Wohnhaus

Merkenicher Straße 176 · Niehl

Baudenkmalnummer DE_05315000_A_8350
Typ Gebäude-Denkmal
BezeichnungWohnhaus
Adresse Merkenicher Straße 176, 50735 Köln
Baujahr1862
Eigentumprivates Eigentum
Eingetragen seit 31.08.1998
Stadtteil Niehl

1862 (datiert durch die Maueranker); Zweigeschossiges Wohnhaus, traufständig, Satteldach.

Fassade: Backsteinsichtige, schmucklose Fassade; 5 Achsen, Gliederung durch die Fensteröffnungen (Fenster erneuert), Hauseingang in der Mittelachse (Haustür wohl 1920er Jahre); Wandflächen überwiegend im Blockverband, Tür- und Fensteröffnungen mit segmentbogigen Stürzen (Rollschichtmauerwerk); reicheres, leicht vorkragendes Traufgesims (Konsolfries, Sägeschicht - sog. Deutsches Band). Balkenlage des Obergeschoßfußbodens sichtbar durch Maueranker gesichert (Maueranker in Form von Buchstaben und Zahlen: I A 1 8 6 2)

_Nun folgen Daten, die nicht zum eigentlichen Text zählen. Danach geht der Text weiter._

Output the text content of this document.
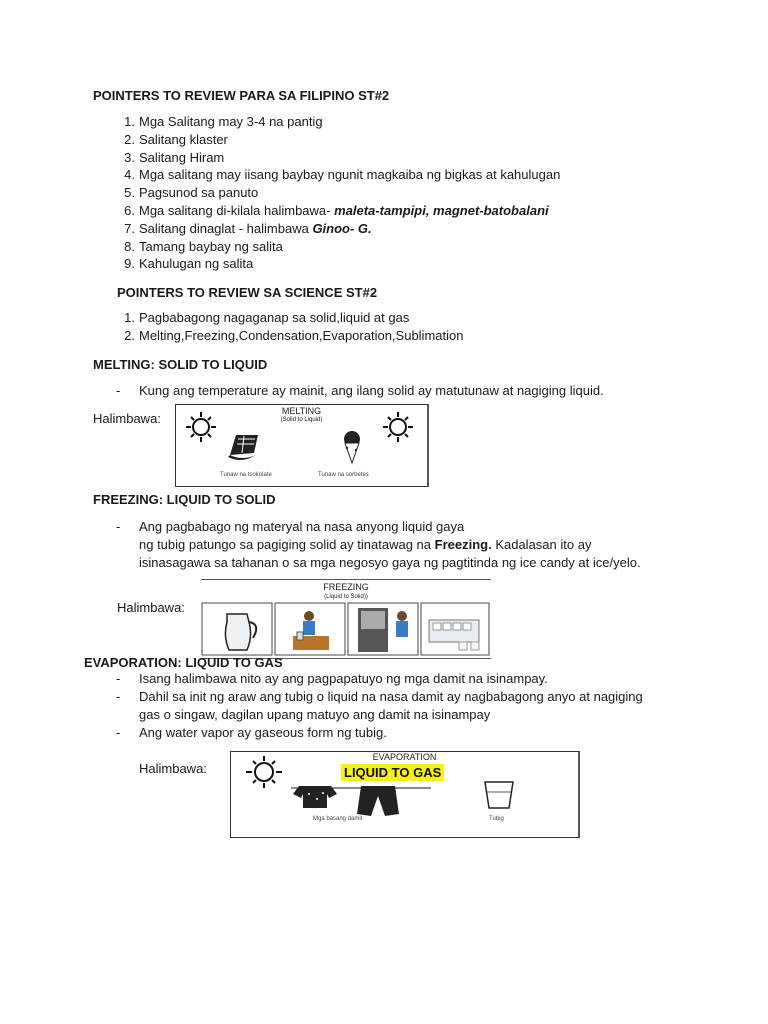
POINTERS TO REVIEW PARA SA FILIPINO ST#2
1. Mga Salitang may 3-4 na pantig
2. Salitang klaster
3. Salitang Hiram
4. Mga salitang may iisang baybay ngunit magkaiba ng bigkas at kahulugan
5. Pagsunod sa panuto
6. Mga salitang di-kilala halimbawa- maleta-tampipi, magnet-batobalani
7. Salitang dinaglat - halimbawa Ginoo- G.
8. Tamang baybay ng salita
9. Kahulugan ng salita
POINTERS TO REVIEW SA SCIENCE ST#2
1. Pagbabagong nagaganap sa solid,liquid at gas
2. Melting,Freezing,Condensation,Evaporation,Sublimation
MELTING: SOLID TO LIQUID
- Kung ang temperature ay mainit, ang ilang solid ay matutunaw at nagiging liquid.
Halimbawa:	MELTING
(Solid to Liquid)
Tunaw na tsokolate	Tunaw na sorbetes
FREEZING: LIQUID TO SOLID
- Ang pagbabago ng materyal na nasa anyong liquid gaya
ng tubig patungo sa pagiging solid ay tinatawag na Freezing. Kadalasan ito ay
isinasagawa sa tahanan o sa mga negosyo gaya ng pagtitinda ng ice candy at ice/yelo.
Halimbawa:
FREEZING
(Liquid to Solid))
EVAPORATION: LIQUID TO GAS
- Isang halimbawa nito ay ang pagpapatuyo ng mga damit na isinampay.
- Dahil sa init ng araw ang tubig o liquid na nasa damit ay nagbabagong anyo at nagiging
gas o singaw, dagilan upang matuyo ang damit na isinampay
- Ang water vapor ay gaseous form ng tubig.
Halimbawa:
EVAPORATION
LIQUID TO GAS
Mga basang damit	Tubig
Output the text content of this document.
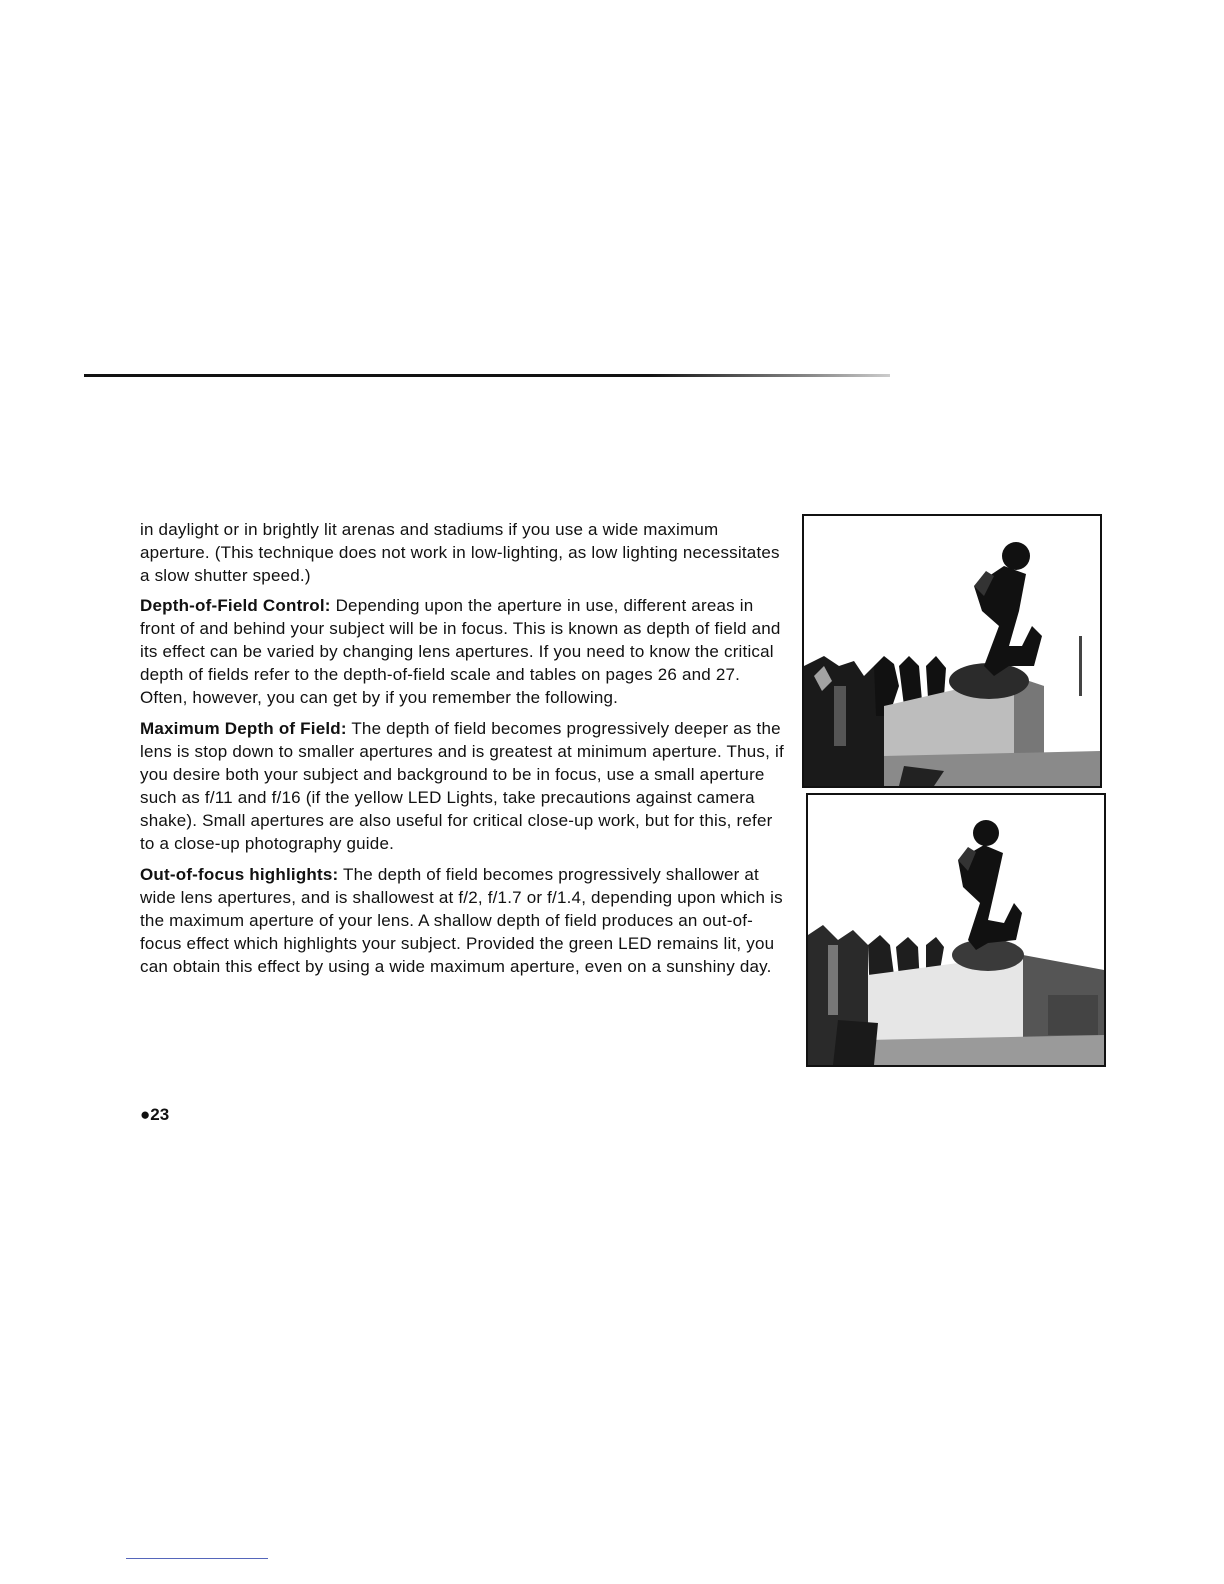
in daylight or in brightly lit arenas and stadiums if you use a wide maximum aperture. (This technique does not work in low-lighting, as low lighting necessitates a slow shutter speed.)

Depth-of-Field Control: Depending upon the aperture in use, different areas in front of and behind your subject will be in focus. This is known as depth of field and its effect can be varied by changing lens apertures. If you need to know the critical depth of fields refer to the depth-of-field scale and tables on pages 26 and 27. Often, however, you can get by if you remember the following.

Maximum Depth of Field: The depth of field becomes progressively deeper as the lens is stop down to smaller apertures and is greatest at minimum aperture. Thus, if you desire both your subject and background to be in focus, use a small aperture such as f/11 and f/16 (if the yellow LED Lights, take precautions against camera shake). Small apertures are also useful for critical close-up work, but for this, refer to a close-up photography guide.

Out-of-focus highlights: The depth of field becomes progressively shallower at wide lens apertures, and is shallowest at f/2, f/1.7 or f/1.4, depending upon which is the maximum aperture of your lens. A shallow depth of field produces an out-of-focus effect which highlights your subject. Provided the green LED remains lit, you can obtain this effect by using a wide maximum aperture, even on a sunshiny day.

●23
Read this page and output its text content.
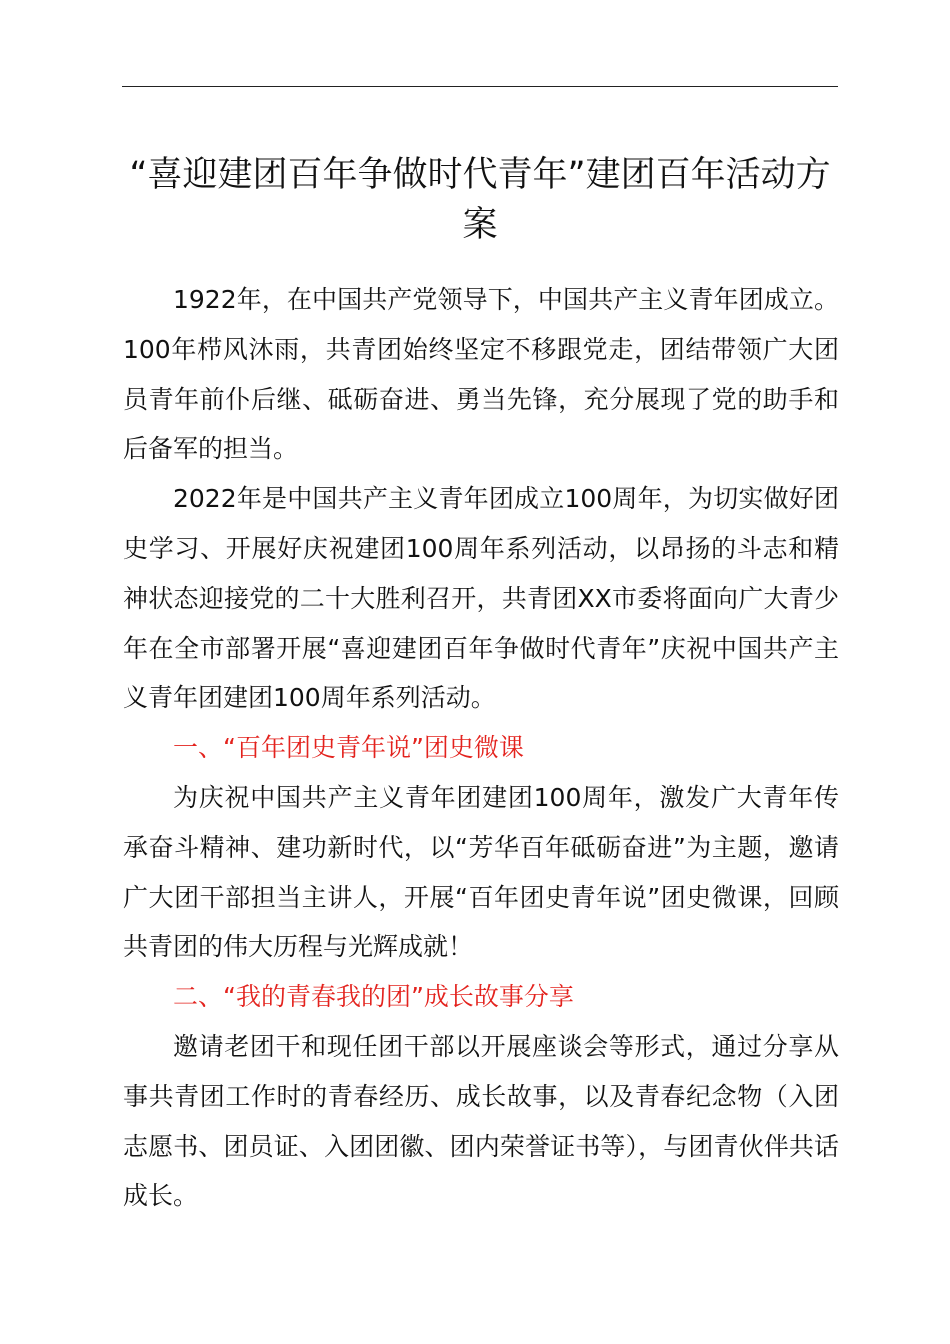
“喜迎建团百年争做时代青年”建团百年活动方案

1922年，在中国共产党领导下，中国共产主义青年团成立。100年栉风沐雨，共青团始终坚定不移跟党走，团结带领广大团员青年前仆后继、砥砺奋进、勇当先锋，充分展现了党的助手和后备军的担当。

2022年是中国共产主义青年团成立100周年，为切实做好团史学习、开展好庆祝建团100周年系列活动，以昂扬的斗志和精神状态迎接党的二十大胜利召开，共青团XX市委将面向广大青少年在全市部署开展“喜迎建团百年争做时代青年”庆祝中国共产主义青年团建团100周年系列活动。

一、“百年团史青年说”团史微课

为庆祝中国共产主义青年团建团100周年，激发广大青年传承奋斗精神、建功新时代，以“芳华百年砥砺奋进”为主题，邀请广大团干部担当主讲人，开展“百年团史青年说”团史微课，回顾共青团的伟大历程与光辉成就！

二、“我的青春我的团”成长故事分享

邀请老团干和现任团干部以开展座谈会等形式，通过分享从事共青团工作时的青春经历、成长故事，以及青春纪念物（入团志愿书、团员证、入团团徽、团内荣誉证书等），与团青伙伴共话成长。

Seitenwände, Rückfront: Schlichte Giebelseiten, Durchfensterung dort z. T. zugesetzt, südliche Giebelwand backsteinsichtig, nördliche Giebelwand verputzt. Rückfront durch zweigeschossigen Anbau verstellt (ca. 1977, aufgestockt 1982/83).

Inneres: Zur Straße hin halbseitig unterkellert (flaches Tonnengewölbe, Backstein); Mittelflur, rückwärtiges Treppenhaus (Treppe erneuert), jeweils beidseitig 2 Räume (Zwischenwände z. T. entfernt, Türöffnungen verlegt, Fußböden und Türen erneuert, Decken verkleidet); Dachstuhl als schlichte Nadelholzkonstruktion.

Das o. g. Objekt - hier die weitgehend erhaltenen Außenwände (Straßenfassade, Giebelwände, Rückwand), der Keller, die Geschoßbalkenlage und die Dachstuhlkonstruktion - ist ein Baudenkmal im Sinne von § 2 Abs. 1 und 2 des Denkmalschutzgesetzes (DSchG NW). Das für die Qualifizierung als Baudenkmal notwendige Interesse ist gegeben, da dieses Denkmal bedeutend für den Stadtteil Niehl der Stadt Köln ist, als auch städtebauliche Gründe für seine Erhaltung und Nutzung vorliegen. Das ergibt sich aus Folgendem:

Als dörfliche Siedlung war Niehl über Jahrhunderte hinweg von Fischerei und Landwirtschaft geprägt. Zeugnisse dieser dörflichen Vergangenheit stellen noch heute das unregelmäßige Straßennetz und eine weitgehend dörflich geprägte Parzellierung dar, vom Baubestand des alten Dorfes Niehl selbst haben sich jedoch nur noch Reste erhalten. Landwirtschaftliche Nutzbauten sind aus dem Ortsbild gänzlich verschwunden.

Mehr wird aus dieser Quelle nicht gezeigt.